Her iki eski projede de VVER-600 gibi orta güçteki Rus reaktörlerinin kullanılması düşünülmüştü.

Bugün tekrar bu konunun gündeme gelmesinin sebebi yeşil enerji yatırımlarının artırılması konusundaki teşvikler, bu doğrultuda imzalanan ve karbon vergisi getiren anlaşmaların bağlayıcılığı. Cumhurbaşkanı Kasım Cömert Tokayev ilan edilecek bir başkanlık kararnamesinin ardından bu tartışmanın halkoyuna sunulacağını açıkladı ve “Halk bu konuda nihai kararı verecek. Referandum bu sonbaharda yapılacak. Hükümet kesin tarihi belirleyecek” diye ekledi.

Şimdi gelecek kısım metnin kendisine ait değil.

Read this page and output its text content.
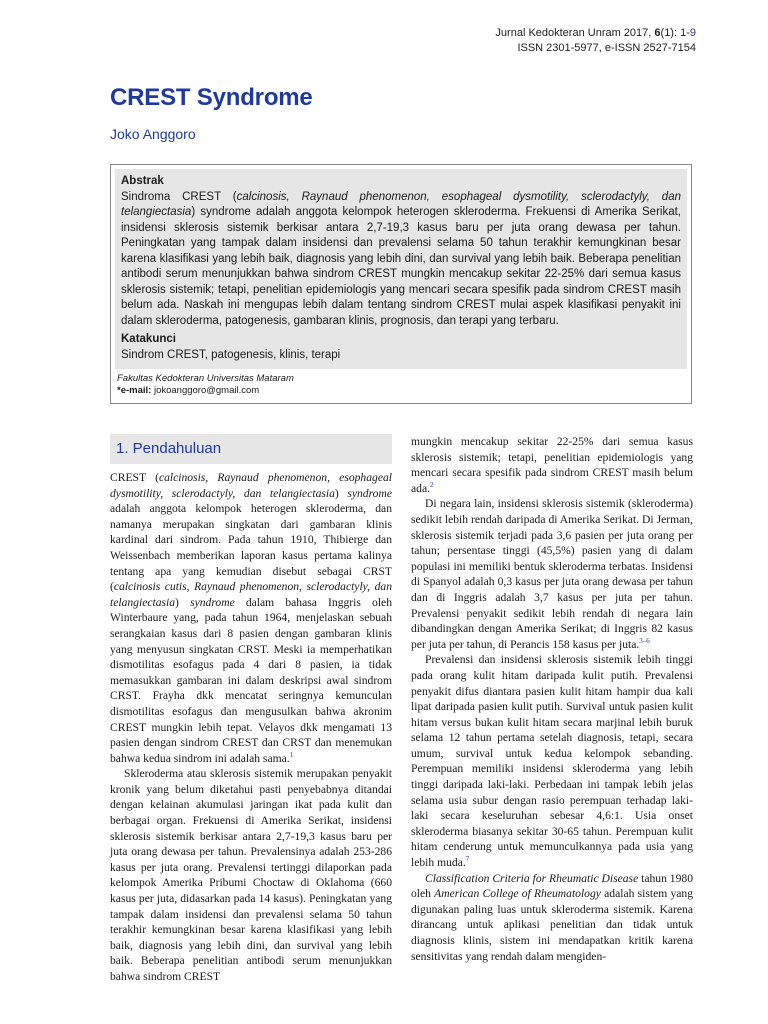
Jurnal Kedokteran Unram 2017, 6(1): 1-9
ISSN 2301-5977, e-ISSN 2527-7154
CREST Syndrome
Joko Anggoro
Abstrak

Sindroma CREST (calcinosis, Raynaud phenomenon, esophageal dysmotility, sclerodactyly, dan telangiectasia) syndrome adalah anggota kelompok heterogen skleroderma. Frekuensi di Amerika Serikat, insidensi sklerosis sistemik berkisar antara 2,7-19,3 kasus baru per juta orang dewasa per tahun. Peningkatan yang tampak dalam insidensi dan prevalensi selama 50 tahun terakhir kemungkinan besar karena klasifikasi yang lebih baik, diagnosis yang lebih dini, dan survival yang lebih baik. Beberapa penelitian antibodi serum menunjukkan bahwa sindrom CREST mungkin mencakup sekitar 22-25% dari semua kasus sklerosis sistemik; tetapi, penelitian epidemiologis yang mencari secara spesifik pada sindrom CREST masih belum ada. Naskah ini mengupas lebih dalam tentang sindrom CREST mulai aspek klasifikasi penyakit ini dalam skleroderma, patogenesis, gambaran klinis, prognosis, dan terapi yang terbaru.

Katakunci
Sindrom CREST, patogenesis, klinis, terapi
Fakultas Kedokteran Universitas Mataram
*e-mail: jokoanggoro@gmail.com
1. Pendahuluan

CREST (calcinosis, Raynaud phenomenon, esophageal dysmotility, sclerodactyly, dan telangiectasia) syndrome adalah anggota kelompok heterogen skleroderma, dan namanya merupakan singkatan dari gambaran klinis kardinal dari sindrom. Pada tahun 1910, Thibierge dan Weissenbach memberikan laporan kasus pertama kalinya tentang apa yang kemudian disebut sebagai CRST (calcinosis cutis, Raynaud phenomenon, sclerodactyly, dan telangiectasia) syndrome dalam bahasa Inggris oleh Winterbaure yang, pada tahun 1964, menjelaskan sebuah serangkaian kasus dari 8 pasien dengan gambaran klinis yang menyusun singkatan CRST. Meski ia memperhatikan dismotilitas esofagus pada 4 dari 8 pasien, ia tidak memasukkan gambaran ini dalam deskripsi awal sindrom CRST. Frayha dkk mencatat seringnya kemunculan dismotilitas esofagus dan mengusulkan bahwa akronim CREST mungkin lebih tepat. Velayos dkk mengamati 13 pasien dengan sindrom CREST dan CRST dan menemukan bahwa kedua sindrom ini adalah sama.$^1$

Skleroderma atau sklerosis sistemik merupakan penyakit kronik yang belum diketahui pasti penyebabnya ditandai dengan kelainan akumulasi jaringan ikat pada kulit dan berbagai organ. Frekuensi di Amerika Serikat, insidensi sklerosis sistemik berkisar antara 2,7-19,3 kasus baru per juta orang dewasa per tahun. Prevalensinya adalah 253-286 kasus per juta orang. Prevalensi tertinggi dilaporkan pada kelompok Amerika Pribumi Choctaw di Oklahoma (660 kasus per juta, didasarkan pada 14 kasus). Peningkatan yang tampak dalam insidensi dan prevalensi selama 50 tahun terakhir kemungkinan besar karena klasifikasi yang lebih baik, diagnosis yang lebih dini, dan survival yang lebih baik. Beberapa penelitian antibodi serum menunjukkan bahwa sindrom CREST

mungkin mencakup sekitar 22-25% dari semua kasus sklerosis sistemik; tetapi, penelitian epidemiologis yang mencari secara spesifik pada sindrom CREST masih belum ada.$^2$

Di negara lain, insidensi sklerosis sistemik (skleroderma) sedikit lebih rendah daripada di Amerika Serikat. Di Jerman, sklerosis sistemik terjadi pada 3,6 pasien per juta orang per tahun; persentase tinggi (45,5%) pasien yang di dalam populasi ini memiliki bentuk skleroderma terbatas. Insidensi di Spanyol adalah 0,3 kasus per juta orang dewasa per tahun dan di Inggris adalah 3,7 kasus per juta per tahun. Prevalensi penyakit sedikit lebih rendah di negara lain dibandingkan dengan Amerika Serikat; di Inggris 82 kasus per juta per tahun, di Perancis 158 kasus per juta.$^{3-6}$

Prevalensi dan insidensi sklerosis sistemik lebih tinggi pada orang kulit hitam daripada kulit putih. Prevalensi penyakit difus diantara pasien kulit hitam hampir dua kali lipat daripada pasien kulit putih. Survival untuk pasien kulit hitam versus bukan kulit hitam secara marjinal lebih buruk selama 12 tahun pertama setelah diagnosis, tetapi, secara umum, survival untuk kedua kelompok sebanding. Perempuan memiliki insidensi skleroderma yang lebih tinggi daripada laki-laki. Perbedaan ini tampak lebih jelas selama usia subur dengan rasio perempuan terhadap laki-laki secara keseluruhan sebesar 4,6:1. Usia onset skleroderma biasanya sekitar 30-65 tahun. Perempuan kulit hitam cenderung untuk memunculkannya pada usia yang lebih muda.$^7$

Classification Criteria for Rheumatic Disease tahun 1980 oleh American College of Rheumatology adalah sistem yang digunakan paling luas untuk skleroderma sistemik. Karena dirancang untuk aplikasi penelitian dan tidak untuk diagnosis klinis, sistem ini mendapatkan kritik karena sensitivitas yang rendah dalam mengiden-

Kullanılma olasılığı olan nükleer rektörlerde OEC verilerine göre yıllık 500 milyon doları aşkın yıllık satışla dünyanın en büyük ihracatçısı konumundaki Rusya, bölgedeki tarihsel mirasının da avantajıyla öne çıksa da Fransa, Çin ve Güney Kore’nin de rekabete dahil olacağı düşünülüyor.

Kazakistan, komşuları Rusya ve Türkmenistan’a kıyasla nüfusunun tüketimini karşılayamayacak sınırlı gaz kaynaklarını da seferber edemediğinden şu an tek çare olarak öne çıkan kömürden elektrik üretimini azaltmak ve sürdürülebilir bir enerji sistemi oluşturmak istiyor.